At 6:15 I had seen more deer and almost as many eagles as I had olives and isos.  Saw three trout free rise and four trout that came to my fly. The only one that ate was a 15 inch hatchery fish that was one of the three trout I had seen rise.  There were simply no bugs or rising fish anywhere I went.  Stops included BR, WB, EB, and BK.  Simply stated, I was working my tail off and neither the bugs nor the fish were doing their part.

With my tail between my legs I headed back to camp. Stopped at Junction Pool just for a look (I know, you say, "This is where the SOB  walks into a river full of ravenous trout and kills it").  No, there were three cars in the parking lot and the fog was so thick that I couldn't see the river, let alone where the fishermen were.  I left.

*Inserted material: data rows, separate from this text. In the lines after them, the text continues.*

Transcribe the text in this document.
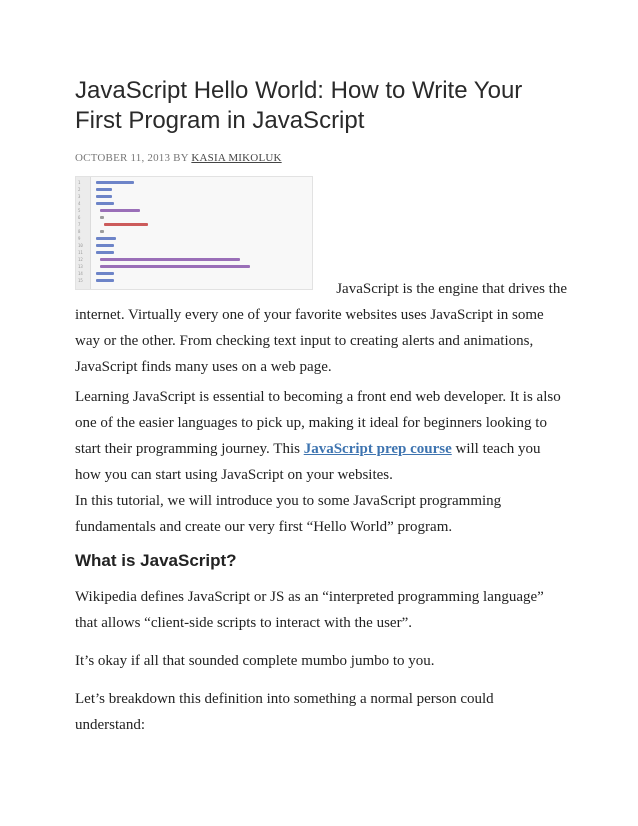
JavaScript Hello World: How to Write Your First Program in JavaScript
OCTOBER 11, 2013 BY KASIA MIKOLUK
1
2
3
4
5
6
7
8
9
10
11
12
13
14
15

JavaScript is the engine that drives the
internet. Virtually every one of your favorite websites uses JavaScript in some way or the other. From checking text input to creating alerts and animations, JavaScript finds many uses on a web page.

Learning JavaScript is essential to becoming a front end web developer. It is also one of the easier languages to pick up, making it ideal for beginners looking to start their programming journey. This JavaScript prep course will teach you how you can start using JavaScript on your websites.

In this tutorial, we will introduce you to some JavaScript programming fundamentals and create our very first “Hello World” program.

What is JavaScript?

Wikipedia defines JavaScript or JS as an “interpreted programming language” that allows “client-side scripts to interact with the user”.

It’s okay if all that sounded complete mumbo jumbo to you.

Let’s breakdown this definition into something a normal person could understand:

It was 6:30 when I found a river where I could see the water through the fog. It's raining and getting darker by the minute.  Waded out with the raincoat under the vest (you know the routine) but when it started to pour,  I said at least keep your vest dry and waded back to shore and put the damp vest under the raincoat. Waded back out into a moderately heavy rain and saw some Ephrons trying to stay airborne, put one on and made several casts towards the "black water" side so I could at least see the fly, and lo an angel came in the form of a brilliantly colored 19 inch rainbow and ate my fly. (If that's not a run on sentence there will never be one, Mrs. Haskins forgive me for what I've done).